For instance, a few years ago I reread Geek Love, by Katherine Dunn. This is a book I’d read only once before, about two decades earlier in high school. In fact, I still have that original copy. I remembered loving it, its weirdness, the alternate reality Dunn created that felt so different, but also felt so normal. It did not let me down upon rereading it. In fact, as I’ve often found, my appreciation for it deepened, and I felt that at their heart, the Binewskis were a family (of freaks, yes) not all that different from my own, or yours, or your neighbor’s.


It doesn’t always go as planned, though. When I reread Life of Pi (no, I haven’t seen the movie), I did not have that same magical feeling as the first time I read it. Maybe this is because of the nature of the book’s ending, so I knew what was coming. Or maybe it was just that I changed and something in me didn’t feel the same this go ’round. I adored and even wept over that book the first time. This time, eh. Rereading can be weird like that.

I’ve come to ask myself while reading a (truly) new book, “Would I reread this?” That’s usually a great indicator of how I really feel about a book. I’m careful in my reading selections, and it’s rare that I out-and-out hate something. I like lots of things. But I find I only want to reread certain books now and then.

Some, like Faulkner’s Absalom, Absalom! have been a part of my life for decades. I think I’ve reread that one twice now, and I know I’m not done with it yet. Faulkner, in particular, is an author you can keep going back to and getting new things from his works every time.
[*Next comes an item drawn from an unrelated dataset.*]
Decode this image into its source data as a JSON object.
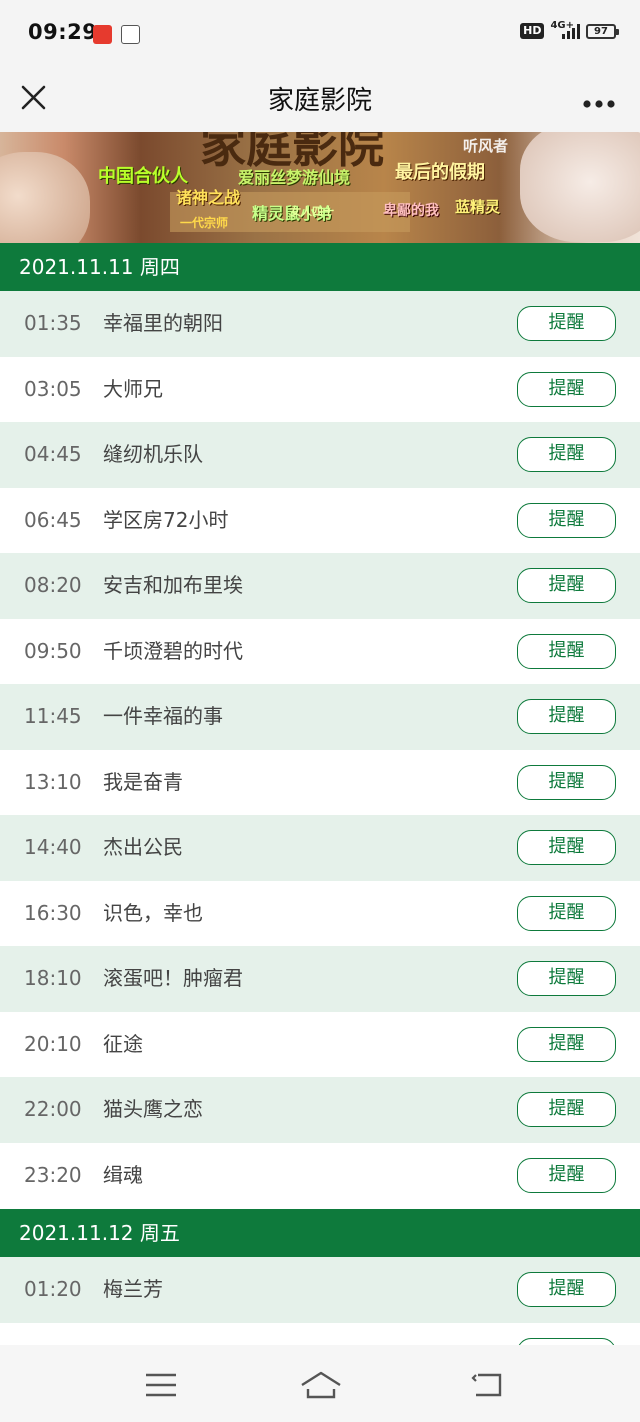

I feel the same way about The Sound and the Fury, naturally. (Now, THAT book, you simply MUST reread if you ever really want to get a handle on it. I think I’ve reread it three times and I feel like I’m getting there. Maybe.)
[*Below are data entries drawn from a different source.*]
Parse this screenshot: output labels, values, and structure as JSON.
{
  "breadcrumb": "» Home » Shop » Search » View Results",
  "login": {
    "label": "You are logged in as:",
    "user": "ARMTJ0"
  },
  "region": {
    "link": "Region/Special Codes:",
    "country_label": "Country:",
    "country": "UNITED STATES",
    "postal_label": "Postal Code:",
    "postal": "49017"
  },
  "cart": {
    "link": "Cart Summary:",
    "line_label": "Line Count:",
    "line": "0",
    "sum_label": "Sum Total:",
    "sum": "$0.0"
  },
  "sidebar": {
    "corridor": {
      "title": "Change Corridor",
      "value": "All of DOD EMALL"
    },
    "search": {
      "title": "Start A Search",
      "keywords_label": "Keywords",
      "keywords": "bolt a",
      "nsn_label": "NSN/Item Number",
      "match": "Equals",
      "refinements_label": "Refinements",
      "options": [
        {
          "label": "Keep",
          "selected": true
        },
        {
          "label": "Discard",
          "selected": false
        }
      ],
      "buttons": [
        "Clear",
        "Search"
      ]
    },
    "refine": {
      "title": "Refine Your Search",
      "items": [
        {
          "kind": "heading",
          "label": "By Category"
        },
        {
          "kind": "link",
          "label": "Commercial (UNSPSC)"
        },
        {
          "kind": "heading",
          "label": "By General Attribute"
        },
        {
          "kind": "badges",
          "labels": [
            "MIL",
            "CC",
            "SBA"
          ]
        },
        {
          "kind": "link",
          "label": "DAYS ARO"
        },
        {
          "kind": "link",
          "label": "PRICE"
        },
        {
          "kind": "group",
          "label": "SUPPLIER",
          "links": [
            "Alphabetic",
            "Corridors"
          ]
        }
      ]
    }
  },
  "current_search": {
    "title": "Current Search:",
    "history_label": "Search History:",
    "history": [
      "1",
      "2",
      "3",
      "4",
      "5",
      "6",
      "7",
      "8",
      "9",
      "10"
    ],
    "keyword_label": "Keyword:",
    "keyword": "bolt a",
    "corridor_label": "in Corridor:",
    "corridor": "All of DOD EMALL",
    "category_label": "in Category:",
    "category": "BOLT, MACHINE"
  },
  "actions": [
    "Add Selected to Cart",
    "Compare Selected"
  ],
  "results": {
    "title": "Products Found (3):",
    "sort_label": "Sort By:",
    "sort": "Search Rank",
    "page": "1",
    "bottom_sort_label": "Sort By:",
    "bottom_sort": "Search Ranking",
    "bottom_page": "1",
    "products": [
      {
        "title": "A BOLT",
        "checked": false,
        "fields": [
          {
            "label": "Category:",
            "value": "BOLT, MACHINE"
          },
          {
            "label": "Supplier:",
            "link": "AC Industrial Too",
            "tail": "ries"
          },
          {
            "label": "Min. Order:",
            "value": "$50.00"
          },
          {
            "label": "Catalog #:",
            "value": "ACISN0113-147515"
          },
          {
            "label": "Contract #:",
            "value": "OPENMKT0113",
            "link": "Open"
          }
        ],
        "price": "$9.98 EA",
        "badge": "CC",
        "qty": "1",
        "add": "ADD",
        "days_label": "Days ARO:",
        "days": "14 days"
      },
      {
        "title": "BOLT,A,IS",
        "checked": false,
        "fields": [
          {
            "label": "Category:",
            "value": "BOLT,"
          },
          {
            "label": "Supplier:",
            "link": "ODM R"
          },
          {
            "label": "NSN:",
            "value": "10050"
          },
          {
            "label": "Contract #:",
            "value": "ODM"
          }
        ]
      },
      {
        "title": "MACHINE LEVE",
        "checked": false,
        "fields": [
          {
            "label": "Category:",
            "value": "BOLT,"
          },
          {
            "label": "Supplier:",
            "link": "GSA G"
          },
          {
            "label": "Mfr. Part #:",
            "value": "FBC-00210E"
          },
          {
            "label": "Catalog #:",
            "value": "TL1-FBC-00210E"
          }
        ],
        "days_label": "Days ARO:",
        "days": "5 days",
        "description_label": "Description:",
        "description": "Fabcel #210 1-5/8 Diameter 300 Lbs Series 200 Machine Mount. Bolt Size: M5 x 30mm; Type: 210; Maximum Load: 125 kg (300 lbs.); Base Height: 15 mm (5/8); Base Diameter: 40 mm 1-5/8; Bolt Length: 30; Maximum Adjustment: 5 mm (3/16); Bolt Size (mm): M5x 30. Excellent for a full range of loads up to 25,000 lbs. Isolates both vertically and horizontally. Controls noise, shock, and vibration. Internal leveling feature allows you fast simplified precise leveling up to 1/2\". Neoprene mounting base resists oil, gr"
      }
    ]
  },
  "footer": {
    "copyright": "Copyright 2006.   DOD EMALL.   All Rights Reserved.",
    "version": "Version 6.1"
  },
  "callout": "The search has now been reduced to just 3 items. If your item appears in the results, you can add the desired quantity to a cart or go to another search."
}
A more recent addition to the “will keep rereading forever” club for me is Olive Kitteridge, by Elizabeth Strout. I first read it last year and could not put it down. I immediately reread it. We’re talking: finish the book, turn the last page, then flip back to the first page and start over. The nuances of that book, the way she gets at longing and nostalgia — LIFE! — astound me. It’s so beautiful. I love cranky old Olive, too. She’s a handful. (And, yes, I did see the recent HBO mini-series: two thumbs up from me, although even though I love Bill Murray, I’m not sure he was exactly right in that role.)
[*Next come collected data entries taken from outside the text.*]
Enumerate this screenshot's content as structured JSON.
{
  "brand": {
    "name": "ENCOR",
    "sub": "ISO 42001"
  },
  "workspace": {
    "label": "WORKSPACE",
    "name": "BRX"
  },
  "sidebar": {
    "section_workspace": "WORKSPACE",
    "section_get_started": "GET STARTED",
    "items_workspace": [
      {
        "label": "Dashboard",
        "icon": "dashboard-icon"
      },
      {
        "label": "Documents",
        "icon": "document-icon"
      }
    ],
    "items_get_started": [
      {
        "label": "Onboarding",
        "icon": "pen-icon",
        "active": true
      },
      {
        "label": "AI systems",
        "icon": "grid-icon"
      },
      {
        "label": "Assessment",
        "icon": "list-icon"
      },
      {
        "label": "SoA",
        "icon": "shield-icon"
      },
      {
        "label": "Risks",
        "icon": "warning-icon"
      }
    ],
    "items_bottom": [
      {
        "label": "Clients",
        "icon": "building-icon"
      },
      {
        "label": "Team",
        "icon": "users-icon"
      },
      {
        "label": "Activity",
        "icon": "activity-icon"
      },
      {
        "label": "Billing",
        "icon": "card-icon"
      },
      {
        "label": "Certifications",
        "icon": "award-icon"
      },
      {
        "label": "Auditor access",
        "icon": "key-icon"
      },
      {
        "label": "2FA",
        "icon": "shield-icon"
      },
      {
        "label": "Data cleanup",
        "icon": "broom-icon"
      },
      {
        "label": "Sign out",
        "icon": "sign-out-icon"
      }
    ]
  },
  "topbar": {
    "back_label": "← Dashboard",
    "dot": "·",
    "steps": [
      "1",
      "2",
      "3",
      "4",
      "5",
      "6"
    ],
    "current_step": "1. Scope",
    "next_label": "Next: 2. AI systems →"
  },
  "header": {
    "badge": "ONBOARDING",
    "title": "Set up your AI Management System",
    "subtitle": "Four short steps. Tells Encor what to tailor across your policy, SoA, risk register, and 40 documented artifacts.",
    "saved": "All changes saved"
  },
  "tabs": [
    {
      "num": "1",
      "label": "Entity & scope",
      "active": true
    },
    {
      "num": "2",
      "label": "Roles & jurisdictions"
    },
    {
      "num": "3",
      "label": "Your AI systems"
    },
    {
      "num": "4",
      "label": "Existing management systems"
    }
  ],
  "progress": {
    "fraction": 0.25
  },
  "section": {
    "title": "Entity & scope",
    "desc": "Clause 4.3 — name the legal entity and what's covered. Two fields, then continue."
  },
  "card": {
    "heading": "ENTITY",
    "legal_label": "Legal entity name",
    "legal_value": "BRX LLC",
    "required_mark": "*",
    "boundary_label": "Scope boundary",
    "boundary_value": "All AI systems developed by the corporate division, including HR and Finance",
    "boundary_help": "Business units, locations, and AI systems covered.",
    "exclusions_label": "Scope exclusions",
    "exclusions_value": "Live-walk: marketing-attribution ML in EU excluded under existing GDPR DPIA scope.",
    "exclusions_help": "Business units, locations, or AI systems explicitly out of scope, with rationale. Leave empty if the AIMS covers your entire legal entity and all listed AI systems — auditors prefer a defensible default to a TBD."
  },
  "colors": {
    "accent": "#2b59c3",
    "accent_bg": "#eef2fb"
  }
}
Now, maybe I hadn’t changed that much in between my first and second readings of Olive Kitteridge, but I still loved it even more fiercely the second time through. I’m waiting awhile before I go for it again.

Rereading, for me, is like sitting down with an old friend, one I’ve known for years but haven’t kept up with. I like to see how I’ve changed and grown, and how I haven’t. I like to notice the things that stand out to me that didn’t before, which things speak to me that were previously silent.

It’s amazing to see yourself in books, and to see your growth as a person and your life experiences reflected there. And I do, each and every time I reread something.

All you anti-rereaders out there should try it sometime.